By Blythe Lawrence
On and off the competition floor, Laura Zeng loves a good routine.
There’s the litany of rituals she goes through on competition day, among them a cold shower and eating dark chocolate. Then there’s what she presents when she takes to the rhythmic carpet: a tapestry of intricacy and difficulty with each apparatus, all exercises tailored to have the maximum impact in the changing world of rhythmic gymnastics.
For that world has changed: as of February, the rhythmic gymnastics code of points became open-ended for difficulty. Before, the maximum score a gymnast could receive for difficulty was 10 points. Today, the sky’s the limit. (Execution, the other component of a rhythmic score, remains capped at 10 points.)
Much like in artistic gymnastics, where open-ended difficulty became the norm in 2006, the new rules have dramatically altered the look of rhythmic routines as gymnasts rush to pack in extra difficulty. The downside is that this can lead to mistakes, damaging the execution score. Finding a balance between high difficulty and clean execution is key, and it’s a challenge Zeng has risen to with gusto.
“I’m all for it,” she says of open-ended difficulty. “A changing code is always a positive step forward for the sport. However, I do wish that artistry was emphasized more in this code, because I believe rhythmic is a combination of both.”
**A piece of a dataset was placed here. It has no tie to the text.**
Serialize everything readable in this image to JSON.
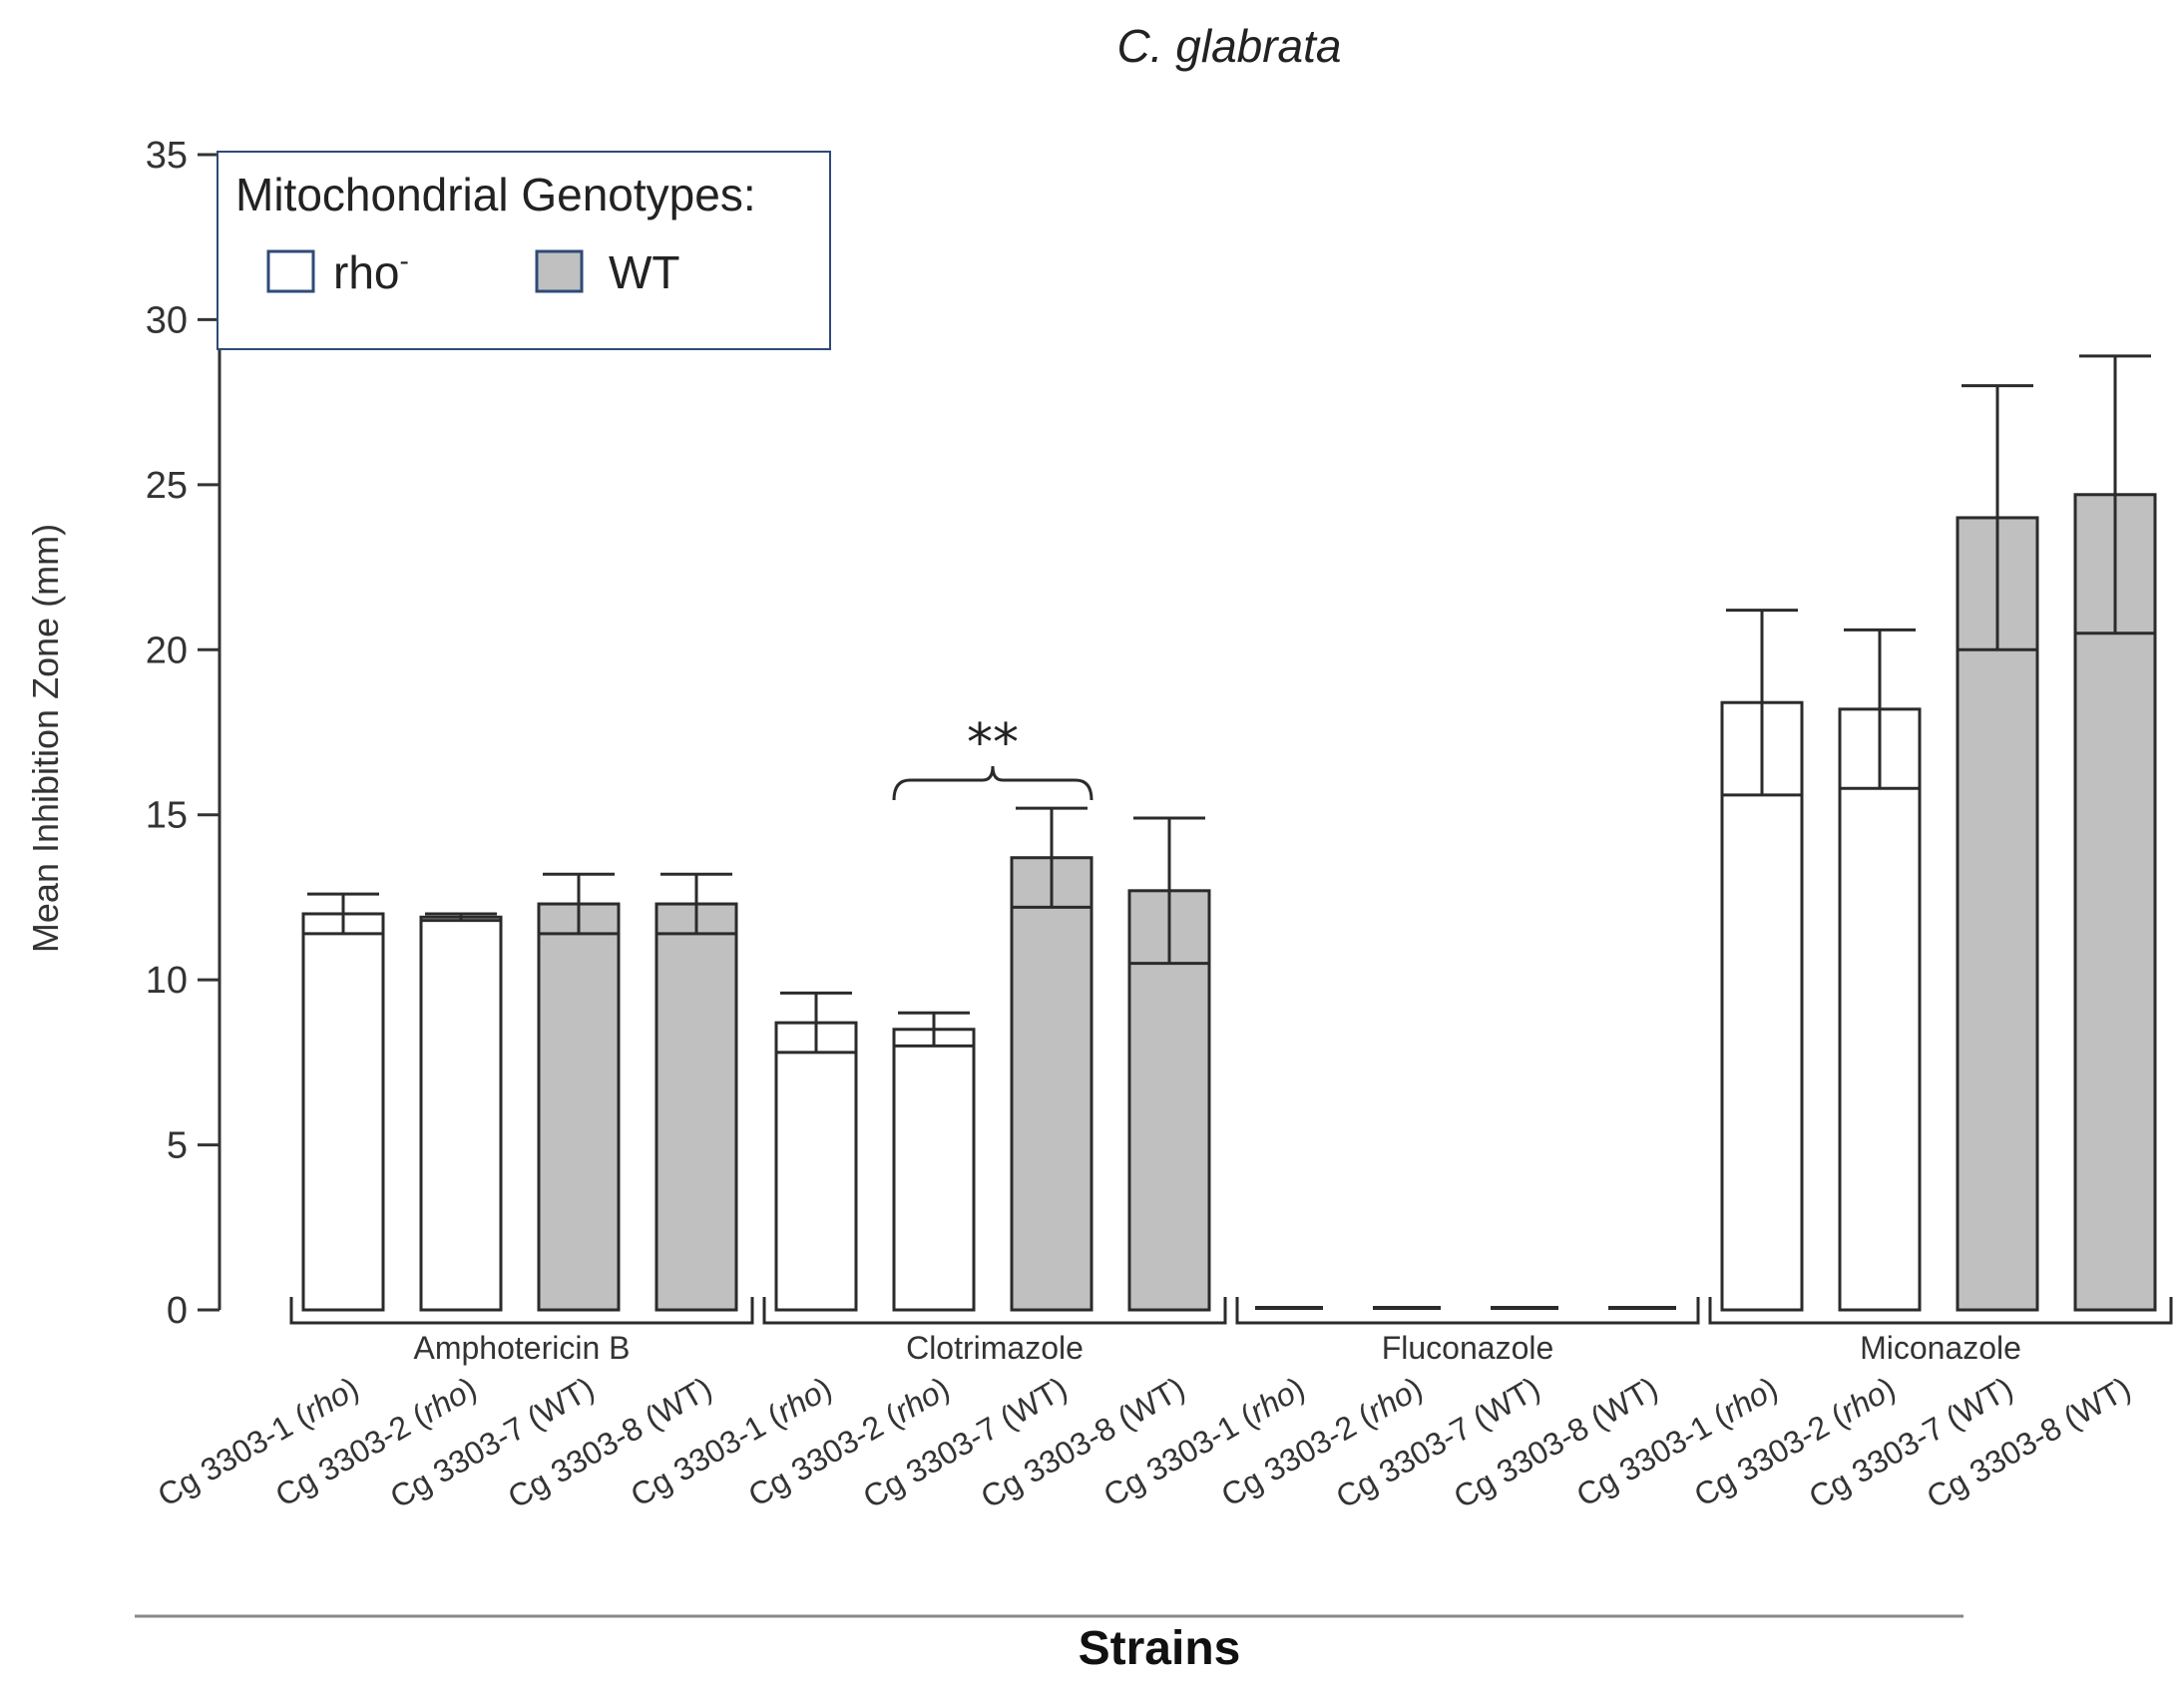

In two previous appearances at the World Championships, Zeng has elevated the U.S. rhythmic program to new heights. The 18-year-old owns the best ever U.S. finishes in the all-around at Worlds (sixth in 2017), the best finish in an apparatus final at Worlds (fifth with the ball and ribbon in 2017) and the top American placement at an Olympic Games (11th in Rio in 2016).
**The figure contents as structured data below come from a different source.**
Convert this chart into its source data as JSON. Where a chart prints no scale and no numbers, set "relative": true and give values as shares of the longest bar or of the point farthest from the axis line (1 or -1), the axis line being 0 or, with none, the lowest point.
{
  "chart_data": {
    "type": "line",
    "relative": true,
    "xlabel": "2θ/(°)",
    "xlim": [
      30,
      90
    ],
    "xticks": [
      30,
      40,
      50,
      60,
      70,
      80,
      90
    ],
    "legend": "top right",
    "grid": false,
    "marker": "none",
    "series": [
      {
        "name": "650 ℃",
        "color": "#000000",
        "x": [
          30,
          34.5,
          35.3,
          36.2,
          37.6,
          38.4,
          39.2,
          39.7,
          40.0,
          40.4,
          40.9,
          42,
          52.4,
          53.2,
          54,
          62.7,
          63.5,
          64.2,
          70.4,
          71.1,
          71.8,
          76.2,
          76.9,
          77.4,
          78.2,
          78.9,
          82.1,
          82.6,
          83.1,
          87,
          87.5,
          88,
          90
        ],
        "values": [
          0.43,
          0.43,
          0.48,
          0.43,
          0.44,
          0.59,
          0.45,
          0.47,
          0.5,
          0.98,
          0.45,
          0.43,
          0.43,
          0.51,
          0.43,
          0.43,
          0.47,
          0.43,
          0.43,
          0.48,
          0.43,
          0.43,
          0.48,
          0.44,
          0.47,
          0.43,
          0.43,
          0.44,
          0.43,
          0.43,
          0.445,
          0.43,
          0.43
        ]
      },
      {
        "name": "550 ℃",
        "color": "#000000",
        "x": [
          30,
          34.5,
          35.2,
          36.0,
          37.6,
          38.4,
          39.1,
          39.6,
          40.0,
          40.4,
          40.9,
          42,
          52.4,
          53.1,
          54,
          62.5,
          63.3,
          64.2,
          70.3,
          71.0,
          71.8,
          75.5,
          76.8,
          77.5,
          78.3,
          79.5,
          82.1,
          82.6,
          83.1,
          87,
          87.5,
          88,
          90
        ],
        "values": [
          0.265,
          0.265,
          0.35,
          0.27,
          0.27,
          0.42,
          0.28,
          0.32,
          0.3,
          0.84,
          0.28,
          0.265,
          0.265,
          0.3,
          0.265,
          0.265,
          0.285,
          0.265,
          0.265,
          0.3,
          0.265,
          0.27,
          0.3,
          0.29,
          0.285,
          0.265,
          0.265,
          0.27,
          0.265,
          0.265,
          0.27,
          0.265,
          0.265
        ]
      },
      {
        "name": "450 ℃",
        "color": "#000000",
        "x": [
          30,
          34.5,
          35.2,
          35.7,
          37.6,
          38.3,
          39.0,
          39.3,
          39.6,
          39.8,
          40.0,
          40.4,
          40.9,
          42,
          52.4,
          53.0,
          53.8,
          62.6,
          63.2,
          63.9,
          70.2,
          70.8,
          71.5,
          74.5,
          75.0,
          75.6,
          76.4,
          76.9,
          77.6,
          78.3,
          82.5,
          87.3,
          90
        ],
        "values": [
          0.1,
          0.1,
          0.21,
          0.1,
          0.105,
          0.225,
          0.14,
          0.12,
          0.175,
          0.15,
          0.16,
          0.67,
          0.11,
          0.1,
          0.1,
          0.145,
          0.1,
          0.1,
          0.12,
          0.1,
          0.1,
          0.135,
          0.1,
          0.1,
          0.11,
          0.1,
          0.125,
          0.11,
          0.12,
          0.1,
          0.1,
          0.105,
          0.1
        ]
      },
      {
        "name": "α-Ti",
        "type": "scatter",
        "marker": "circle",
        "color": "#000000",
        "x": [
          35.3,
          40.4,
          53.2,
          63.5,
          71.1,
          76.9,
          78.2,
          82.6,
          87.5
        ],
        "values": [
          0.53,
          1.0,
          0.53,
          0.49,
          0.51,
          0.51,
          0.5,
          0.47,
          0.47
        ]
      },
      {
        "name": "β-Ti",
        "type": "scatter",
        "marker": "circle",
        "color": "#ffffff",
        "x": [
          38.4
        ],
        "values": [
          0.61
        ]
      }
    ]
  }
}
Not that she pays too much attention to the scoreboard. “I’m very proud to have been able to break into the top 10 in the world for Team USA,” she said. “But going into Worlds this year, the biggest pressure is about cleanly executing routines, rather than results. For me in particular, the pressure isn’t about placement, but about leaving something special on the carpet.”
With an eye to the change to the Code of Points, Zeng has strategically increased some of her difficulty over the past year. But there’s a distinct you-haven’t-seen-anything-yet quality in her approach to the World Rhythmic Gymnastics Championships, taking place this week in Sofia, Bulgaria.
“It’s also definitely still a work in progress,” she said. “I’m still definitely learning something new every day and trying to be involved more.”
After so much success, one thing she’s come to realize this season is that dramatic tweaking can be a necessary component for continuing to move forward. When her ball routine gave her some problems during the early part of the season, Zeng and coach Natasha Kilmouk decided to start over from scratch. The result was that Zeng debuted a brand new routine with the apparatus at July’s USA Gymnastics Championships.
With two years to go before the Tokyo Olympics, she’s focused on the long game. “All of our work this season will continue to develop for the next two years,” she says. It’s all part of the routine, of course.